The abolition of slavery led to the creation of several private commercial banks, which then offered cheap credit to wage-labour employers. The British parliament allocated £20 million as compensation for those who had previously owned slaves and were now stripped on their erstwhile ‘property’ in inverted comma’s — to be shared out across it’s territories.

Of the twenty million, £1,247 000 was allocated to the Cape.

Though a certain proportion of this money got stuck in Great Britain in the hands of agents as we’ve heard in previous episodes, the amount that arrived in the Cape Colony, mainly in 1836–37, quintupled the sum of money in circulation.
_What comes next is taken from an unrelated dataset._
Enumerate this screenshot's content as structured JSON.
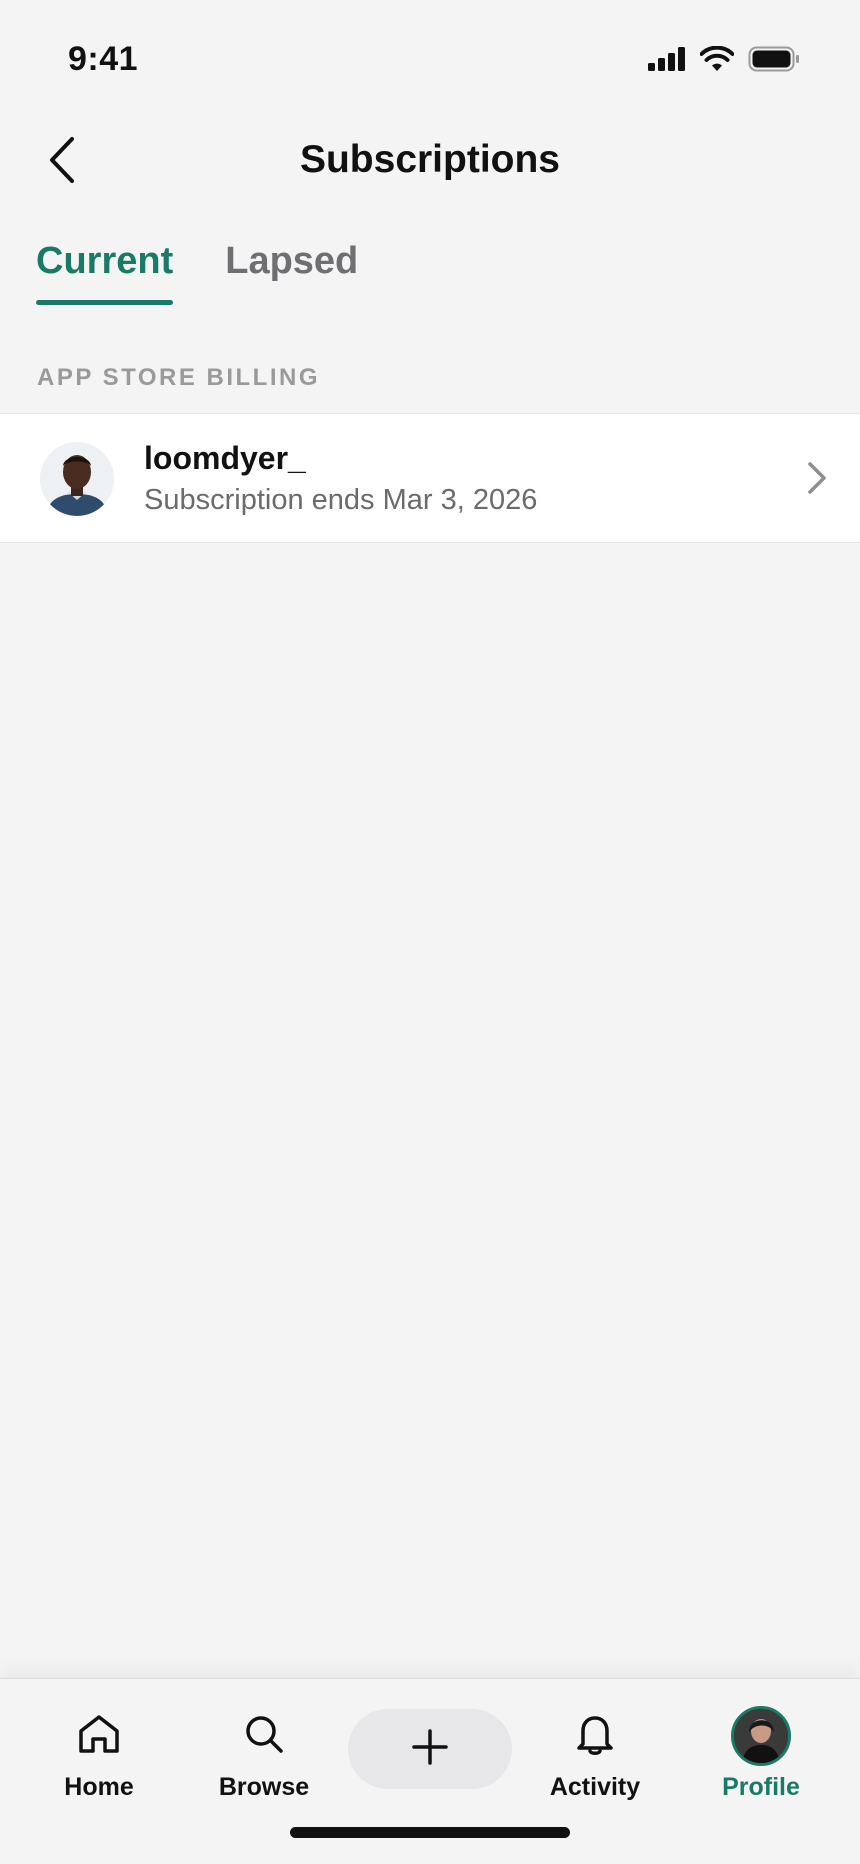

This in turn caused a raising of prices, it was inflationary, and also led to increased labour costs.
Some of the money was invested in new banks, as well as providing capital to build new houses around the Cape. One of these was the Eastern Province Bank which launched in 1838 in Grahamstown - which went on to become Barclay’s Bank, and during the sanctions period of apartheid, it morphed into First National Bank.

Compensated emancipation at the Cape was a major social rupture, ending as it did 182 years of legal slavery, changing the legal status of these 38 000 people.

The slave-like apprenticeship period that followed emancipation in 1834 had now expired. Khoi, and other members of the free black community continued to work mostly in farm
employment, although a few became market gardeners or joined the small but growing artisanal class in the villages of the Western Cape.’

Emancipation at the Cape freed slaves into the category "free black," which encompassed all people of colour native to the Western Cape: "Hottentots" was the colonial term for the Khoi and "Bushmen" the colonial term for the San, "Bastards" were those who had a white father, Khoi mother and "Bastard Hottentots" were those who had a slave father and Khoi mother.

By the time of emancipation, the slave population of the Western Cape was predominantly
creole, including descendants of slaves brought from the west and east coasts of Africa, Madagascar, India, and the Dutch East Indies, and children born of a slave mother and a free father.

The close cultural and social relations between Khoisan and slaves and the incorporation of the Khoisan into the Cape colonial economy, also contributed to the heterogeneous culture of the rural poor at this stage.

The introduction of "prize negroes," who had been "rescued" from other nations' slave ships by the British and brought to the Cape from 1808 to 1815 and then again in the 1830s to remedy the labor shortage in the Western Cape, also served to increase the polyglot nature of the rural poor of the Western Cape.

This diversity of geographical and cultural origins affected the emergence of an official racial terminology to cover all of these groups to simplify matters.

Thus while the category of "free black" continued to be used into the 1840s in government correspondence regarding labor legislation. But from 1837 the statistical Blue Books began listing people of Khoi and San descent, free blacks, “prize negroes," and freed people under the category “Coloured."

The slave owners were a leisure class and now slaves were free, it was the start of the fourth decade of the 19th Century. The slaves had the skills, the leisure class, did not, and now this leisure class really needed the new banks.
So the abolition of slavery resulted in the liquidation of at substantial portion of the capital that had been invested in the individuals who were enslaved.